Ah ! Ce sentiment de retrouvailles dès l’amorce de la première écoute du premier single, « To Who Knows Where », le lacis de cette guitare chien fidèle, mi The Cure mi The Edge. Sa lumière qui fuzz horizontale, sa petite araignée au plafond, son invitation au voyage, c’est baume au cœur, vacances, j’oublie tout. Et ce « Speed of Love », deuxième single, qui te donne d’emblée les clés du château. La chanson commence à peine qu’elle semble déjà finie, comme si tout se jouait dans les trente premières secondes : « un bon signe » comme le disait un jour Jean-Benoît Dunckel de Air (au sujet de « Surfin’ On A Rocket »), ça veut dire que « le couplet est impatient du refrain », qu’il est « bien ». « Voire mieux que le refrain » avait précisé Nicolas Godin, l’autre moitié du duo. Pop, promesses tenues.
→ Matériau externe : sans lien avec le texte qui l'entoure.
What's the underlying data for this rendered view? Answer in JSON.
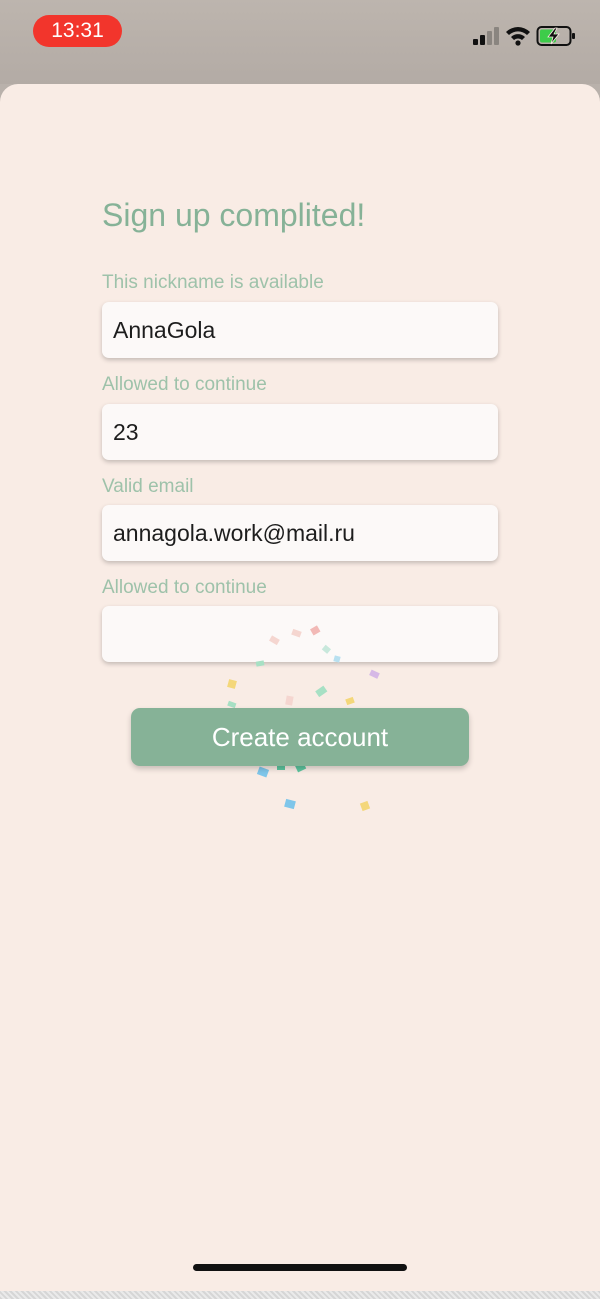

En fait, avec son métissage (il est américain d’origine japonaise), sa nature de troubadour (il chante l’amour courtois, l’âge d’or de la pop) et sa productivité pour le moins espacée, ce sweet child o’ nine(ties) m’a toujours rappelé Laurent Voulzy. Notre Lolo d’outre-mer. (Et dans une moindre mesure Andy Yorke, petit frère de Thom Yorke). Car qu’est-ce que Look to the Sky, si ce n’est une sorte de Rockollection (l’inverse des albums de pop-rock sophistico-torturés de Radiohead et des Smashing Pumpkins), le collier de perles léger, immarcescible, « the stone around my neck », comme chantait Andy. Oui, il est comme ça James : radio son, radieux-friendly. Le 25 et 26 janvier, j’ai enfin envoyé mes questions, segmentées en deux parties. Le 7 février, il y a enfin répondu. James et la pêche géante ?

« la route est plus dure, mais plus beau le voyage »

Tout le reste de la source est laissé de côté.